Soweit, so kuschelig - und vor allem: humorlos.
Doch jetzt kommt Boxer und Sozialarbeiter Ralf! … um Vernunft in das verwahrloste Gesindel reinzuprügeln, nehm’ ich an. Dass Ralf ein Experte in behutsamer Menschenführung ist, merkt man an seiner Diktion: “Die Wohnung find ich echt scheiße!” Außerdem steht’s ja in der Bauchbinde:
Der prollige Profiproll pflegt die direkte Ansprache: “Da kriech ich 'n Fön, wenn ich dat hier seh!” Dabei offenbart die erste oberflächige Wohnungsbegehung, dass da keine Messies hausen, sondern lediglich junge Menschen, die nicht gerne putzen. In der Bude sieht’s auch nicht schlimmer aus, als in einem durchschnittlichen Studentenapartment. Zumal das siffige Klobecken so ausschaut, als hätte das Filmteam mit ein wenig Cocktailsauce bei den Strullerflecken nachgeholfen.
Bei Erbrochenem auf der Matratze platzt Ralf die Krawatte. Jetzt kommt das Forensikerteam im Gummianzug. Ich bleibe dabei: Kein Unterschied zu einem Akademikerhaushalt. Das junge Paar sitzt zerknirscht auf der Couch und guckt schuldbewusst ins Leere. So überzeugend, dass es für die Vorstellung bestimmt einen Zwanni Extragage gab.
In der Parallelstory - weil ein realitätsferner Fall nicht genügt - begleitet Kabel1 den alliterationsgeschädigten Vermieter Hans-Henning Holzhauer bei der Begutachtung seines durch Mietnomaden verwüsteten Dreckslochs. Hans-Henning ist sichtlich nicht geschockt und liest stockend vom Neger ab. Dabei betritt Hans-Henning mehrmals unter wirren Interjektionen Räume, in denen bereits ein Kameramann steht. Mit einem beinahe halbflüssigen Handymonolog qualifiziert sich Hans-Henning für den Nachwuchspreis der deutschen Kleinkunsttage.
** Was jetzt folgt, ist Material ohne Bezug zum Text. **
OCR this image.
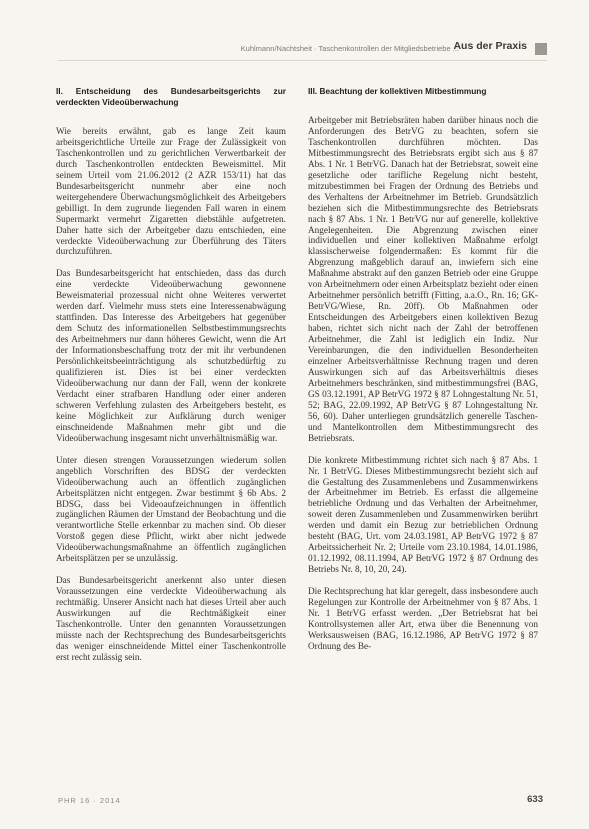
Kuhlmann/Nachtsheit · Taschenkontrollen der Mitgliedsbetriebe ...
Aus der Praxis
II. Entscheidung des Bundesarbeitsgerichts zur verdeckten Videoüberwachung

Wie bereits erwähnt, gab es lange Zeit kaum arbeitsgerichtliche Urteile zur Frage der Zulässigkeit von Taschenkontrollen und zu gerichtlichen Verwertbarkeit der durch Taschenkontrollen entdeckten Beweismittel. Mit seinem Urteil vom 21.06.2012 (2 AZR 153/11) hat das Bundesarbeitsgericht nunmehr aber eine noch weitergehendere Überwachungsmöglichkeit des Arbeitgebers gebilligt. In dem zugrunde liegenden Fall waren in einem Supermarkt vermehrt Zigaretten diebstähle aufgetreten. Daher hatte sich der Arbeitgeber dazu entschieden, eine verdeckte Videoüberwachung zur Überführung des Täters durchzuführen.

Das Bundesarbeitsgericht hat entschieden, dass das durch eine verdeckte Videoüberwachung gewonnene Beweismaterial prozessual nicht ohne Weiteres verwertet werden darf. Vielmehr muss stets eine Interessenabwägung stattfinden. Das Interesse des Arbeitgebers hat gegenüber dem Schutz des informationellen Selbstbestimmungsrechts des Arbeitnehmers nur dann höheres Gewicht, wenn die Art der Informationsbeschaffung trotz der mit ihr verbundenen Persönlichkeitsbeeinträchtigung als schutzbedürftig zu qualifizieren ist. Dies ist bei einer verdeckten Videoüberwachung nur dann der Fall, wenn der konkrete Verdacht einer strafbaren Handlung oder einer anderen schweren Verfehlung zulasten des Arbeitgebers besteht, es keine Möglichkeit zur Aufklärung durch weniger einschneidende Maßnahmen mehr gibt und die Videoüberwachung insgesamt nicht unverhältnismäßig war.

Unter diesen strengen Voraussetzungen wiederum sollen angeblich Vorschriften des BDSG der verdeckten Videoüberwachung auch an öffentlich zugänglichen Arbeitsplätzen nicht entgegen. Zwar bestimmt § 6b Abs. 2 BDSG, dass bei Videoaufzeichnungen in öffentlich zugänglichen Räumen der Umstand der Beobachtung und die verantwortliche Stelle erkennbar zu machen sind. Ob dieser Vorstoß gegen diese Pflicht, wirkt aber nicht jedwede Videoüberwachungsmaßnahme an öffentlich zugänglichen Arbeitsplätzen per se unzulässig.

Das Bundesarbeitsgericht anerkennt also unter diesen Voraussetzungen eine verdeckte Videoüberwachung als rechtmäßig. Unserer Ansicht nach hat dieses Urteil aber auch Auswirkungen auf die Rechtmäßigkeit einer Taschenkontrolle. Unter den genannten Voraussetzungen müsste nach der Rechtsprechung des Bundesarbeitsgerichts das weniger einschneidende Mittel einer Taschenkontrolle erst recht zulässig sein.

III. Beachtung der kollektiven Mitbestimmung

Arbeitgeber mit Betriebsräten haben darüber hinaus noch die Anforderungen des BetrVG zu beachten, sofern sie Taschenkontrollen durchführen möchten. Das Mitbestimmungsrecht des Betriebsrats ergibt sich aus § 87 Abs. 1 Nr. 1 BetrVG. Danach hat der Betriebsrat, soweit eine gesetzliche oder tarifliche Regelung nicht besteht, mitzubestimmen bei Fragen der Ordnung des Betriebs und des Verhaltens der Arbeitnehmer im Betrieb. Grundsätzlich beziehen sich die Mitbestimmungsrechte des Betriebsrats nach § 87 Abs. 1 Nr. 1 BetrVG nur auf generelle, kollektive Angelegenheiten. Die Abgrenzung zwischen einer individuellen und einer kollektiven Maßnahme erfolgt klassischerweise folgendermaßen: Es kommt für die Abgrenzung maßgeblich darauf an, inwiefern sich eine Maßnahme abstrakt auf den ganzen Betrieb oder eine Gruppe von Arbeitnehmern oder einen Arbeitsplatz bezieht oder einen Arbeitnehmer persönlich betrifft (Fitting, a.a.O., Rn. 16; GK-BetrVG/Wiese, Rn. 20ff). Ob Maßnahmen oder Entscheidungen des Arbeitgebers einen kollektiven Bezug haben, richtet sich nicht nach der Zahl der betroffenen Arbeitnehmer, die Zahl ist lediglich ein Indiz. Nur Vereinbarungen, die den individuellen Besonderheiten einzelner Arbeitsverhältnisse Rechnung tragen und deren Auswirkungen sich auf das Arbeitsverhältnis dieses Arbeitnehmers beschränken, sind mitbestimmungsfrei (BAG, GS 03.12.1991, AP BetrVG 1972 § 87 Lohngestaltung Nr. 51, 52; BAG, 22.09.1992, AP BetrVG § 87 Lohngestaltung Nr. 56, 60). Daher unterliegen grundsätzlich generelle Taschen- und Mantelkontrollen dem Mitbestimmungsrecht des Betriebsrats.

Die konkrete Mitbestimmung richtet sich nach § 87 Abs. 1 Nr. 1 BetrVG. Dieses Mitbestimmungsrecht bezieht sich auf die Gestaltung des Zusammenlebens und Zusammenwirkens der Arbeitnehmer im Betrieb. Es erfasst die allgemeine betriebliche Ordnung und das Verhalten der Arbeitnehmer, soweit deren Zusammenleben und Zusammenwirken berührt werden und damit ein Bezug zur betrieblichen Ordnung besteht (BAG, Urt. vom 24.03.1981, AP BetrVG 1972 § 87 Arbeitssicherheit Nr. 2; Urteile vom 23.10.1984, 14.01.1986, 01.12.1992, 08.11.1994, AP BetrVG 1972 § 87 Ordnung des Betriebs Nr. 8, 10, 20, 24).

Die Rechtsprechung hat klar geregelt, dass insbesondere auch Regelungen zur Kontrolle der Arbeitnehmer von § 87 Abs. 1 Nr. 1 BetrVG erfasst werden. „Der Betriebsrat hat bei Kontrollsystemen aller Art, etwa über die Benennung von Werksausweisen (BAG, 16.12.1986, AP BetrVG 1972 § 87 Ordnung des Be-

PHR 16 · 2014	633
Nach nur zehn Minuten sind beide Stories durchgekaut und man macht nahtlos weiter mit einem weiteren Opferobjekt,
Zur nächsten Episode ertönt das Thema der Addams Family. Die Wohnung von Mutti und Sohn ist etwas unaufgeräumt, aber nicht dramatisch. Offenbar wurde diese Wohnung in Folge #1 letzte Woche bereits gepimpt. Zustände bekommt der kultivierte Betrachter nur beim Anblick des Scheiß-FC Bayern-Läufers im Wohnraum. Schimpfe gibt’s trotzdem von der vollblonden Expertin Juliane Kolletzki. (kein Scherz! Die heißt da wirklich so). Von mir auch! Der Sohn trägt ein Hertha BSC-Tanktop. Buäääh! Mittlerweile sieht’s wieder aus wie Sau - meint zumindest die dralle Juliane. (“Juliane Kolletzki fassungslos!”)
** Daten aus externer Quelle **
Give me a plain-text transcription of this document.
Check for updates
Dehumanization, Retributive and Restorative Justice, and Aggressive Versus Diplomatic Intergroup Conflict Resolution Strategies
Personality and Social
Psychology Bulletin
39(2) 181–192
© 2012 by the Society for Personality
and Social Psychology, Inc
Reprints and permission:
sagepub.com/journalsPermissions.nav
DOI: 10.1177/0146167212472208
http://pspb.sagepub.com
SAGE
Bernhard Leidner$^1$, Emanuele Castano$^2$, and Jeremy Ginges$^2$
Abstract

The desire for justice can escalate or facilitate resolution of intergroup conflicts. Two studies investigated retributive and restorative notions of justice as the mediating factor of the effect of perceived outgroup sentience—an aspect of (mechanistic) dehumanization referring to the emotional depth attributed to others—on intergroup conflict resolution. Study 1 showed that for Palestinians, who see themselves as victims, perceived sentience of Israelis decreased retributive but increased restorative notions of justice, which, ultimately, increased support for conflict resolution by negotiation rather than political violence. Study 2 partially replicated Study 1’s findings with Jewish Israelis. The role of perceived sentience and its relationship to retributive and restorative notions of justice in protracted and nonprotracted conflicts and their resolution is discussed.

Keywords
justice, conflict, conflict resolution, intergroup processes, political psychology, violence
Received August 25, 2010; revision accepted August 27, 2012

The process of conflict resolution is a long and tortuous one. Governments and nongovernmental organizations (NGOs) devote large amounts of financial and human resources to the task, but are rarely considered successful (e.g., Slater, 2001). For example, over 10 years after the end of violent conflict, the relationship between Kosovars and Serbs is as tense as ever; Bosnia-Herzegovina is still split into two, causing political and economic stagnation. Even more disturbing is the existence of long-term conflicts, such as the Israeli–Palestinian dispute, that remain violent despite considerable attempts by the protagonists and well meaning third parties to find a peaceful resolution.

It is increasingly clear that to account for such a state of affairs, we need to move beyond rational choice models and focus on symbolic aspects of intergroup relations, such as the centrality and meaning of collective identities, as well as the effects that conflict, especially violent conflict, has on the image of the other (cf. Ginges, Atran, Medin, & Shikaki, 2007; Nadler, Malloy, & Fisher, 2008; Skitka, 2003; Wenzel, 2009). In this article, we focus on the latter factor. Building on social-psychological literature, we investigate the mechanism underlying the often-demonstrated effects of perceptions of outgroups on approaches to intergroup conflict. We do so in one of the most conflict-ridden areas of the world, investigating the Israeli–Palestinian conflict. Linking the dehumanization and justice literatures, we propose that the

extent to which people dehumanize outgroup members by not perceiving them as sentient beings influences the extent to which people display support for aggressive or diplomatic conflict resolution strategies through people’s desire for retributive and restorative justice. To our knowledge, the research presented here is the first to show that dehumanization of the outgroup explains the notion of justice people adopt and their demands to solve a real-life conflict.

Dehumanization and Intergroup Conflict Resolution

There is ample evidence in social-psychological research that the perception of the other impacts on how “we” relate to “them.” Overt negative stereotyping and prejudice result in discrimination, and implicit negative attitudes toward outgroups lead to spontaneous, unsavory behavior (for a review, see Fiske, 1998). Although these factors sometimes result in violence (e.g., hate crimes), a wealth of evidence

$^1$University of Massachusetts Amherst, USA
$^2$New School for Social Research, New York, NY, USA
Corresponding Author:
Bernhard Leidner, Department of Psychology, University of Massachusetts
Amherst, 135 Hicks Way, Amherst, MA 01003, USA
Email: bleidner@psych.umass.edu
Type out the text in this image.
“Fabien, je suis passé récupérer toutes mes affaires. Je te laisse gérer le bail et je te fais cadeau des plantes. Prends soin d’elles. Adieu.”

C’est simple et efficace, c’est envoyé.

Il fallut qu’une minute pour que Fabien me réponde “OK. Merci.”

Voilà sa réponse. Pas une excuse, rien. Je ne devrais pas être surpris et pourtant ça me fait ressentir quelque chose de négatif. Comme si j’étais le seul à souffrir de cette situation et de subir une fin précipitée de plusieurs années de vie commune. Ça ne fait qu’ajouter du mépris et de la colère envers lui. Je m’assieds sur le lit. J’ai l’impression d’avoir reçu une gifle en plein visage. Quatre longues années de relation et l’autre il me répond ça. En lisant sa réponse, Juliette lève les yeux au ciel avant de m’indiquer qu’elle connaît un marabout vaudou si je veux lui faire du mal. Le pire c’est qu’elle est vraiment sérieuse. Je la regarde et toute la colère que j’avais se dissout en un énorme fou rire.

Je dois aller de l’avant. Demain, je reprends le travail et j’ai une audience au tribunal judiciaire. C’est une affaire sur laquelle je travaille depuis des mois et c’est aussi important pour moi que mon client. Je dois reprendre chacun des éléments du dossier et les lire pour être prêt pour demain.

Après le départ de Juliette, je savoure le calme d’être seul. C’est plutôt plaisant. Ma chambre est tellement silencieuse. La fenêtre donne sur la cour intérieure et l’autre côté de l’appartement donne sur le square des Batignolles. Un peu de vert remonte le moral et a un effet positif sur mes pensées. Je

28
Auch durch diese Wohnung rast der Schweinsgalopp. In einer Rückblende präsentiert Juliane ihre Möpse im Knallengtop und Mutti Sabine keift zusammenhanglos auf die gedungenen Entrümpelschergen ein. Wieder im Hier und Jetzt spricht Sabine der einzig wahren Satz in der gesamten Sendung: “Du siehst Probleme, wo keine sind.” Erneut springen dem Zuschauer Julianes Moppen dank modernster Stütztechnik direkt in die Netzhaut. “Manche Sachen muss man einfach sehen” - Diese Sendung gehört definitiv nicht dazu.
Obwohl … Jetzt kommt Christel Lützenkirchen! Die resolute Fleckenzwergin aus dem RTL2-Desaster Die Putzteufel kloppt noch ein paar echte Witzgranaten raus. Im Saustall der schüchternen Christa tobt sich der Drachen so richtig aus: “Dat jeht nit! Da krisch isch der Schüttelfrost! Dat die üvverhaupt noch lebt!”
Fazit: In jeder anderen Sendung wären die sogenannten Experten die der Lächerlichkeit preisgegebenen Freaks. Aber hier redet man stattdessen den bequemen Normalos ein schlechtes Gewissen ein, um sich über sie mokieren zu können. Wenn’s nicht so ekelhaft wäre, könnt’ ich mich totlachen.